My Story, in a Nutshell
I suffered from PANS for over eight years before my diagnosis in 2014, and it manifested as various neurological and psychiatric issues such as OCD, Depression, Anxiety, ADHD, Anorexia, Tourette’s Syndrome, and hypersomnia (misdiagnosed as narcolepsy, hence my blog’s name). My symptoms came and went over the years, and by high school, I’d made a good life despite my challenges.
But just as I seemed to be “outgrowing” my issues and had finished my first year of college, in 2014, I woke up one day with involuntary movements and became unable to walk.
Soon after, I essentially lost my mind, going through my days with an inexplicable mental torture too painful to convey in words. The world stopped making sense to me, and I never seemed to be completely awake. I had panic and rage attacks for no reason, sometimes running out of the house screaming and threatening to take my life. I felt trapped inside my thoughts, yet completely outside myself.
I’d gone from being a happy, straight-A student to being mentally, emotionally, and physically disabled in a matter of days. No medications seemed to help. My doctors threw up their hands and said they had no idea what was wrong with me.
And then I was diagnosed with PANS by an expert, and I began my long journey back to health.
Since 2014, I’ve endured multiple treatments: eleven IVIG infusions, months of antibiotics, over a year of steroids (both in pill and IV form), and a tonsillectomy. I’ve had times when I was in remission, but I’ve also suffered three major relapses:
- When my first IVIG “wore off” in early 2015. (I recovered by December.)
- When I caught Lyme disease in spring of 2016. (I recovered after a year.)
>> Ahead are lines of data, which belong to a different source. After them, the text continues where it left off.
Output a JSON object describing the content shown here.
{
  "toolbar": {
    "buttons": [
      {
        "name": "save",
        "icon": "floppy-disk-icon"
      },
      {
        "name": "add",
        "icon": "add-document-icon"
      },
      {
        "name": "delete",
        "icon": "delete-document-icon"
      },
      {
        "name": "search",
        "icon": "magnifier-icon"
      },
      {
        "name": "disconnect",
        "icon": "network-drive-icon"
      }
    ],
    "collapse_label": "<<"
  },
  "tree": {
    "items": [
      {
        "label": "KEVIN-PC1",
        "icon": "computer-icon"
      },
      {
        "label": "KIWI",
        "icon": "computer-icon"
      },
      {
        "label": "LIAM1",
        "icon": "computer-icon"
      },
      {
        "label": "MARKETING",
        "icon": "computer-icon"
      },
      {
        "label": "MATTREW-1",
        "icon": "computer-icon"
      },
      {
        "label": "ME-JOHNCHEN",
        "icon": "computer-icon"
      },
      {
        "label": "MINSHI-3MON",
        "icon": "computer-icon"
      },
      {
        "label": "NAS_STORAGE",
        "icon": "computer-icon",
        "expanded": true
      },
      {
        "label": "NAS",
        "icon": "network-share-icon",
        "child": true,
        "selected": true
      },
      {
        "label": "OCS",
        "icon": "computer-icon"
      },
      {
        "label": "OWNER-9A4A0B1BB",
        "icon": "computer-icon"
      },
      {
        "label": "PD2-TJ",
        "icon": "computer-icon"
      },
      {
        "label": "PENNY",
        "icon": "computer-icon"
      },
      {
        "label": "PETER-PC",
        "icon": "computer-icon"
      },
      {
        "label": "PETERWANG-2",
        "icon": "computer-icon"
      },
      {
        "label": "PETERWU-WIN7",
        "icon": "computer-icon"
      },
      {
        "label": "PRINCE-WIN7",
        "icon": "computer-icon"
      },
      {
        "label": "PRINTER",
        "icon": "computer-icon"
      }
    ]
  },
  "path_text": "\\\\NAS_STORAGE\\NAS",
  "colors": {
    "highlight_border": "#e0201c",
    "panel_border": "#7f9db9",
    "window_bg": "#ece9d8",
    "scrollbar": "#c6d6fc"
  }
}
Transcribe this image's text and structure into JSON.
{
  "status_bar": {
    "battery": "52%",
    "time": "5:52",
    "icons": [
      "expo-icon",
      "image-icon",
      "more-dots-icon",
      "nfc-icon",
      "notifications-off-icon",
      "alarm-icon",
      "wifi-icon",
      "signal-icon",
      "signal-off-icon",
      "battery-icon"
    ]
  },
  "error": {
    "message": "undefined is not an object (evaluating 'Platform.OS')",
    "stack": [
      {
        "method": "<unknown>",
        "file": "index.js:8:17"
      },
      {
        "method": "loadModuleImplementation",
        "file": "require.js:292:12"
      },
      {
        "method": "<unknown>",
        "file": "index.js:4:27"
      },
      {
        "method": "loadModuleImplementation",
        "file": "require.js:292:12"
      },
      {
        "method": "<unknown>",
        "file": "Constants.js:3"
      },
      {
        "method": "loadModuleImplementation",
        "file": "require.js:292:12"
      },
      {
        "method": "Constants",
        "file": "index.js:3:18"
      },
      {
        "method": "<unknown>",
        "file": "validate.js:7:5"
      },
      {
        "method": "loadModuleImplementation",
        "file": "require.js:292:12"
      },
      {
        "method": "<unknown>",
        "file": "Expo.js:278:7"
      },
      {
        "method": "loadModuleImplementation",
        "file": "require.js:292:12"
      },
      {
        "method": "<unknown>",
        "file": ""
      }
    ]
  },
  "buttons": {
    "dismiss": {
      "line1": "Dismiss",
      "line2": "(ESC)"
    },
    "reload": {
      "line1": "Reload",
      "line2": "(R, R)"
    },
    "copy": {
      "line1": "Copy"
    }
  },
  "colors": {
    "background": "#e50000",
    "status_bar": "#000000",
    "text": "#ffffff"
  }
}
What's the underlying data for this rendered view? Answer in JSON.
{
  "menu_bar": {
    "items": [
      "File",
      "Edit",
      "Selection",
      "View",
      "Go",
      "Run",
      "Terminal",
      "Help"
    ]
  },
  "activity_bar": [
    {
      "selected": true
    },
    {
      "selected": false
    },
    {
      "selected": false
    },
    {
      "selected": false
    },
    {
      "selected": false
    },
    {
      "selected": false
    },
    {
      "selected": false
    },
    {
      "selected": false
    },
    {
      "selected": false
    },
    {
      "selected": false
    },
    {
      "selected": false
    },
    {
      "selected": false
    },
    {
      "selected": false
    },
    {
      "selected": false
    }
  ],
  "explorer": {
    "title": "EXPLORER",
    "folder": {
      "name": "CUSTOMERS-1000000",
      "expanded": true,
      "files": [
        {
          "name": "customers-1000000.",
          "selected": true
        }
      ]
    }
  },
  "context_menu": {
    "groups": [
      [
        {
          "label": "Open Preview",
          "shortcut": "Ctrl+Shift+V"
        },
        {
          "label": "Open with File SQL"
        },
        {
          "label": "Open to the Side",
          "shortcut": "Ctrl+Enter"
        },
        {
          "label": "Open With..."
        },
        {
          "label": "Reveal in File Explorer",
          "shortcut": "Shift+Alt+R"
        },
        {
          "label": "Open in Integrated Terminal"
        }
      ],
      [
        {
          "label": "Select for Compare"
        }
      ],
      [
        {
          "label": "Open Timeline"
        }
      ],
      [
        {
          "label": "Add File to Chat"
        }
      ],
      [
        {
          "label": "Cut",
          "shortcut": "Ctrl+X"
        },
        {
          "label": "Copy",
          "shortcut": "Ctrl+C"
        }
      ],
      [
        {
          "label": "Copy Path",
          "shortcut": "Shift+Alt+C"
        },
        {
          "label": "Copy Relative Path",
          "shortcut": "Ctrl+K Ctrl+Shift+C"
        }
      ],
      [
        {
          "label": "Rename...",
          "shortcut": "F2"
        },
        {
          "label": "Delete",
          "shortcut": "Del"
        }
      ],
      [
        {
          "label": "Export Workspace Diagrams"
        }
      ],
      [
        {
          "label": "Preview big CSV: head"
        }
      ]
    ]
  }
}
- For unknown reasons in the fall of 2017. And I’m still not better.
Nevertheless, while fighting these debilitating conditions, I’ve somehow had enough decent days, along with an iron willpower, a high-tolerance for suffering, and some good support, that have allowed me to stay in college. Not only this, but I’ve accomplished things I wouldn’t have dared to dream: I’m a star student and a nationally-recognized writer. Achieving all of this has been immeasurably difficult, but if all goes as planned, I should graduate in December of 2017!
I don’t know what my future holds. I don’t know how many more treatments I’ll need. I don’t know when/if I’ll ever get permanently better. But I do know that PANS doesn’t define me. It may have stolen many years and opportunities from me already, but I refuse to let it ruin the rest of my life. PANS has sent me on major detours and created seemingly insurmountable obstacles at times, but I cling to the dreams I had before I got sick, I push forward, and I tell myself that someday, somehow, I can still get to where I want to be.
Why the Blog?
I started this blog about PANS right as I was diagnosed in 2014. I was scared and overwhelmed, and I wanted to read about someone with PANS showing and telling me themselves that I would be okay. But back then, there was no other PANS sufferer blogging about their journey themselves—just parents blogging about their PANS kids.
I’m a writer… So why not start a blog and hopefully bring some hope and awareness to others someday?
Indeed, it’s a lonely road being a teen/young adult with PANS, so I wanted to let others know they weren’t alone. And I hoped that I could be a voice for the PANS kids too young to articulate their experiences.
As many as 1 in 200 children and teens have PANS, yet most doctors still don’t know enough to diagnose, let alone to treat it. Similarly, Lyme Disease has reached epidemic levels, yet so many doctors remain uninformed. I’m hoping that with more of us sharing our stories as I am, awareness will increase, and more people can get the treatment that they need.
I hope that my blog will be an encouragement and a source of hope. Will you join me for the journey?